Extending the experiment to Gemma‑12B‑IT confirmed the same topology, but shifted storage to layers 0–27 and amplified the distributed nature of attention routing. Tokenizer quirks caused a few prompt pairs to drop, highlighting the sensitivity of cross‑model comparisons to tokenization differences that can skew causal analyses and prompting developers to validate prompts across architectures consistently.
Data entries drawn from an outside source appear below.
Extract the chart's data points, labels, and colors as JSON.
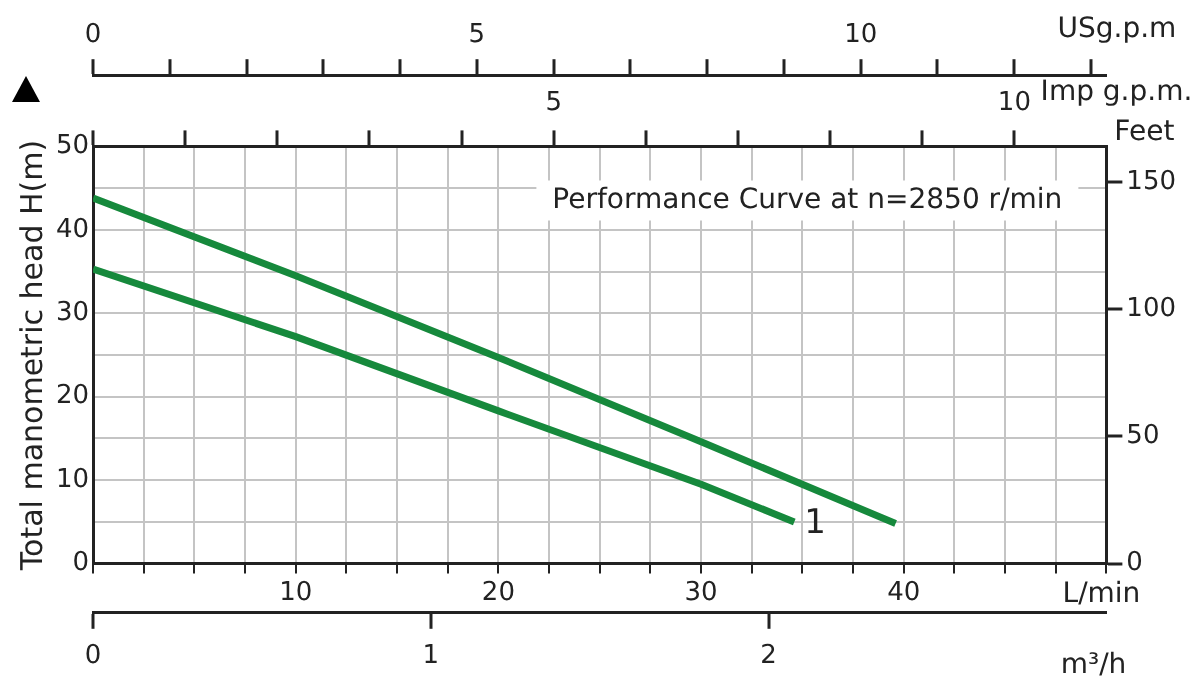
{
  "chart_data": {
    "type": "line",
    "ylabel": "Total manometric head H(m)",
    "y2label": "Feet",
    "xlabel": "L/min",
    "x2label": "USg.p.m",
    "annotations": [
      "Performance Curve at n=2850 r/min",
      "Imp g.p.m.",
      "5",
      "10",
      "m³/h",
      "0",
      "1",
      "2"
    ],
    "xlim": [
      0,
      50
    ],
    "xticks": [
      {
        "value": 0,
        "label": null
      },
      {
        "value": 2.5,
        "label": null
      },
      {
        "value": 5,
        "label": null
      },
      {
        "value": 7.5,
        "label": null
      },
      10,
      {
        "value": 12.5,
        "label": null
      },
      {
        "value": 15,
        "label": null
      },
      {
        "value": 17.5,
        "label": null
      },
      20,
      {
        "value": 22.5,
        "label": null
      },
      {
        "value": 25,
        "label": null
      },
      {
        "value": 27.5,
        "label": null
      },
      30,
      {
        "value": 32.5,
        "label": null
      },
      {
        "value": 35,
        "label": null
      },
      {
        "value": 37.5,
        "label": null
      },
      40,
      {
        "value": 42.5,
        "label": null
      },
      {
        "value": 45,
        "label": null
      },
      {
        "value": 47.5,
        "label": null
      },
      {
        "value": 50,
        "label": null
      }
    ],
    "x2lim": [
      0,
      13.2
    ],
    "x2ticks": [
      0,
      5,
      10
    ],
    "ylim": [
      0,
      50
    ],
    "yticks": [
      0,
      {
        "value": 5,
        "label": null
      },
      10,
      {
        "value": 15,
        "label": null
      },
      20,
      {
        "value": 25,
        "label": null
      },
      30,
      {
        "value": 35,
        "label": null
      },
      40,
      {
        "value": 45,
        "label": null
      },
      50
    ],
    "y2lim": [
      0,
      164
    ],
    "y2ticks": [
      0,
      50,
      100,
      150
    ],
    "grid": true,
    "marker": "none",
    "legend": false,
    "series": [
      {
        "name": "1",
        "color": "#16893c",
        "x": [
          0,
          10,
          20,
          30,
          34.6
        ],
        "values": [
          35.3,
          27.2,
          18.3,
          9.5,
          5.0
        ]
      },
      {
        "color": "#16893c",
        "x": [
          0,
          10,
          20,
          30,
          39.6
        ],
        "values": [
          43.8,
          34.5,
          24.7,
          14.6,
          4.8
        ]
      }
    ]
  }
}
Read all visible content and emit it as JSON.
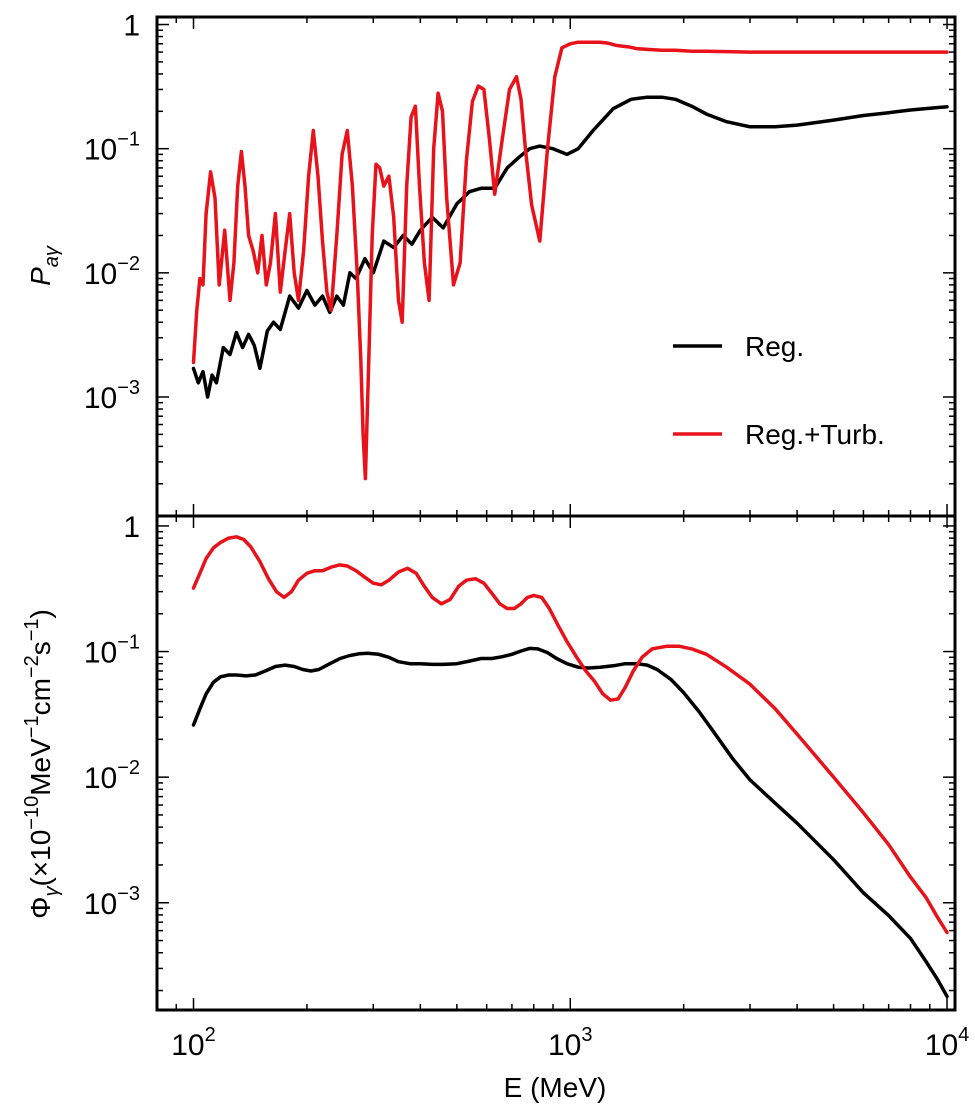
{
  "chart_data": {
    "type": "line",
    "colors": {
      "reg": "#000000",
      "turb": "#e8131a"
    },
    "x_axis": {
      "label": "E (MeV)",
      "scale": "log",
      "xlim": [
        80,
        10500
      ],
      "ticks": [
        {
          "value": 100,
          "base": "10",
          "exp": "2"
        },
        {
          "value": 1000,
          "base": "10",
          "exp": "3"
        },
        {
          "value": 10000,
          "base": "10",
          "exp": "4"
        }
      ]
    },
    "panels": [
      {
        "id": "top",
        "ylabel_main": "P",
        "ylabel_sub": "aγ",
        "yscale": "log",
        "ylim": [
          0.00011,
          1.15
        ],
        "yticks": [
          {
            "value": 1,
            "base": "1",
            "exp": ""
          },
          {
            "value": 0.1,
            "base": "10",
            "exp": "−1"
          },
          {
            "value": 0.01,
            "base": "10",
            "exp": "−2"
          },
          {
            "value": 0.001,
            "base": "10",
            "exp": "−3"
          }
        ],
        "legend": {
          "position": "lower-right",
          "entries": [
            "Reg.",
            "Reg.+Turb."
          ]
        },
        "series": [
          {
            "name": "Reg.",
            "color": "#000000",
            "x": [
              100,
              103,
              106,
              109,
              112,
              115,
              120,
              125,
              130,
              135,
              140,
              145,
              150,
              157,
              163,
              170,
              180,
              190,
              200,
              210,
              220,
              230,
              240,
              250,
              260,
              270,
              285,
              300,
              320,
              340,
              360,
              380,
              400,
              430,
              460,
              500,
              540,
              580,
              630,
              680,
              730,
              780,
              830,
              900,
              980,
              1050,
              1150,
              1300,
              1450,
              1600,
              1750,
              1900,
              2100,
              2300,
              2600,
              3000,
              3500,
              4000,
              5000,
              6000,
              7000,
              8000,
              9000,
              10000
            ],
            "y": [
              0.0017,
              0.0013,
              0.0016,
              0.001,
              0.0015,
              0.0013,
              0.0025,
              0.0022,
              0.0033,
              0.0025,
              0.0032,
              0.0026,
              0.0017,
              0.0034,
              0.004,
              0.0035,
              0.0065,
              0.0052,
              0.0072,
              0.0055,
              0.0065,
              0.0048,
              0.0065,
              0.0055,
              0.01,
              0.009,
              0.013,
              0.01,
              0.018,
              0.016,
              0.02,
              0.017,
              0.022,
              0.028,
              0.023,
              0.036,
              0.045,
              0.048,
              0.048,
              0.07,
              0.085,
              0.1,
              0.105,
              0.1,
              0.09,
              0.1,
              0.14,
              0.21,
              0.25,
              0.26,
              0.26,
              0.25,
              0.22,
              0.19,
              0.165,
              0.15,
              0.15,
              0.155,
              0.17,
              0.185,
              0.195,
              0.205,
              0.212,
              0.218
            ]
          },
          {
            "name": "Reg.+Turb.",
            "color": "#e8131a",
            "x": [
              100,
              102,
              104,
              106,
              108,
              111,
              114,
              117,
              121,
              125,
              128,
              131,
              134,
              137,
              140,
              144,
              148,
              152,
              156,
              160,
              165,
              170,
              175,
              180,
              185,
              190,
              196,
              202,
              208,
              214,
              220,
              226,
              232,
              240,
              248,
              256,
              264,
              272,
              278,
              282,
              286,
              292,
              298,
              305,
              312,
              320,
              330,
              340,
              350,
              358,
              368,
              378,
              388,
              398,
              410,
              422,
              434,
              446,
              458,
              470,
              490,
              510,
              530,
              550,
              570,
              590,
              610,
              630,
              660,
              690,
              720,
              740,
              760,
              790,
              830,
              870,
              910,
              950,
              1000,
              1050,
              1100,
              1150,
              1200,
              1250,
              1280,
              1320,
              1370,
              1430,
              1500,
              1600,
              1750,
              1900,
              2100,
              2300,
              2600,
              3000,
              3500,
              4000,
              5000,
              6000,
              7000,
              8000,
              9000,
              10000
            ],
            "y": [
              0.0019,
              0.005,
              0.009,
              0.008,
              0.03,
              0.065,
              0.04,
              0.008,
              0.022,
              0.006,
              0.012,
              0.05,
              0.095,
              0.05,
              0.02,
              0.015,
              0.01,
              0.02,
              0.008,
              0.012,
              0.03,
              0.007,
              0.015,
              0.03,
              0.01,
              0.006,
              0.015,
              0.06,
              0.14,
              0.06,
              0.018,
              0.007,
              0.005,
              0.02,
              0.09,
              0.14,
              0.05,
              0.01,
              0.002,
              0.0005,
              0.00022,
              0.002,
              0.02,
              0.075,
              0.07,
              0.05,
              0.06,
              0.028,
              0.006,
              0.004,
              0.05,
              0.18,
              0.22,
              0.05,
              0.012,
              0.006,
              0.1,
              0.28,
              0.2,
              0.04,
              0.008,
              0.012,
              0.08,
              0.24,
              0.32,
              0.3,
              0.12,
              0.043,
              0.12,
              0.3,
              0.38,
              0.25,
              0.1,
              0.035,
              0.018,
              0.1,
              0.38,
              0.65,
              0.7,
              0.72,
              0.72,
              0.72,
              0.72,
              0.71,
              0.7,
              0.68,
              0.67,
              0.66,
              0.64,
              0.63,
              0.62,
              0.62,
              0.61,
              0.61,
              0.605,
              0.6,
              0.6,
              0.6,
              0.6,
              0.6,
              0.6,
              0.6,
              0.6,
              0.6
            ]
          }
        ]
      },
      {
        "id": "bottom",
        "ylabel_main": "Φ",
        "ylabel_sub": "γ",
        "ylabel_rest": "(×10",
        "ylabel_exp1": "−10",
        "ylabel_mev": "MeV",
        "ylabel_exp2": "−1",
        "ylabel_cm": "cm",
        "ylabel_exp3": "−2",
        "ylabel_s": "s",
        "ylabel_exp4": "−1",
        "ylabel_close": ")",
        "yscale": "log",
        "ylim": [
          0.00014,
          1.2
        ],
        "yticks": [
          {
            "value": 1,
            "base": "1",
            "exp": ""
          },
          {
            "value": 0.1,
            "base": "10",
            "exp": "−1"
          },
          {
            "value": 0.01,
            "base": "10",
            "exp": "−2"
          },
          {
            "value": 0.001,
            "base": "10",
            "exp": "−3"
          }
        ],
        "series": [
          {
            "name": "Reg.",
            "color": "#000000",
            "x": [
              100,
              104,
              108,
              113,
              118,
              124,
              130,
              138,
              146,
              155,
              165,
              175,
              185,
              195,
              205,
              215,
              230,
              245,
              260,
              275,
              290,
              310,
              330,
              350,
              375,
              400,
              430,
              460,
              500,
              540,
              580,
              620,
              660,
              700,
              740,
              780,
              820,
              870,
              920,
              980,
              1050,
              1120,
              1200,
              1300,
              1400,
              1500,
              1600,
              1700,
              1850,
              2000,
              2200,
              2400,
              2700,
              3000,
              3500,
              4000,
              5000,
              6000,
              7000,
              8000,
              8800,
              9400,
              10000
            ],
            "y": [
              0.026,
              0.035,
              0.046,
              0.057,
              0.063,
              0.065,
              0.065,
              0.064,
              0.065,
              0.07,
              0.076,
              0.078,
              0.076,
              0.072,
              0.07,
              0.072,
              0.08,
              0.088,
              0.093,
              0.096,
              0.097,
              0.095,
              0.09,
              0.083,
              0.08,
              0.08,
              0.079,
              0.079,
              0.08,
              0.084,
              0.088,
              0.088,
              0.091,
              0.095,
              0.101,
              0.106,
              0.105,
              0.098,
              0.088,
              0.08,
              0.075,
              0.074,
              0.075,
              0.077,
              0.08,
              0.08,
              0.078,
              0.072,
              0.06,
              0.047,
              0.033,
              0.023,
              0.014,
              0.0095,
              0.0062,
              0.0043,
              0.0022,
              0.0012,
              0.00079,
              0.00052,
              0.00034,
              0.00025,
              0.00018
            ]
          },
          {
            "name": "Reg.+Turb.",
            "color": "#e8131a",
            "x": [
              100,
              104,
              108,
              113,
              118,
              124,
              130,
              136,
              142,
              150,
              158,
              166,
              174,
              182,
              190,
              200,
              210,
              220,
              232,
              244,
              256,
              270,
              285,
              300,
              315,
              330,
              350,
              370,
              390,
              410,
              430,
              455,
              480,
              505,
              530,
              560,
              590,
              620,
              650,
              680,
              710,
              740,
              770,
              800,
              840,
              880,
              930,
              980,
              1040,
              1100,
              1160,
              1220,
              1280,
              1340,
              1400,
              1470,
              1550,
              1650,
              1800,
              1950,
              2100,
              2300,
              2600,
              3000,
              3500,
              4000,
              5000,
              6000,
              7000,
              8000,
              8800,
              9400,
              10000
            ],
            "y": [
              0.32,
              0.42,
              0.55,
              0.67,
              0.74,
              0.8,
              0.82,
              0.78,
              0.68,
              0.52,
              0.38,
              0.3,
              0.27,
              0.3,
              0.37,
              0.42,
              0.44,
              0.44,
              0.47,
              0.49,
              0.48,
              0.44,
              0.39,
              0.35,
              0.34,
              0.37,
              0.43,
              0.46,
              0.42,
              0.33,
              0.27,
              0.24,
              0.26,
              0.33,
              0.37,
              0.38,
              0.35,
              0.29,
              0.24,
              0.22,
              0.22,
              0.24,
              0.27,
              0.28,
              0.27,
              0.22,
              0.16,
              0.12,
              0.09,
              0.07,
              0.058,
              0.046,
              0.041,
              0.042,
              0.052,
              0.07,
              0.09,
              0.105,
              0.11,
              0.11,
              0.105,
              0.095,
              0.075,
              0.055,
              0.035,
              0.022,
              0.01,
              0.0052,
              0.0029,
              0.0016,
              0.0011,
              0.00078,
              0.00058
            ]
          }
        ]
      }
    ]
  }
}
These findings give engineers a concrete map of where factual knowledge lives inside transformer blocks, enabling targeted debugging and efficient fine‑tuning. By knowing that residual streams carry the bulk of the signal, designers can focus on optimizing those pathways without overhauling attention mechanisms, directly improving model reliability on knowledge‑heavy tasks for developers building enterprise‑grade AI.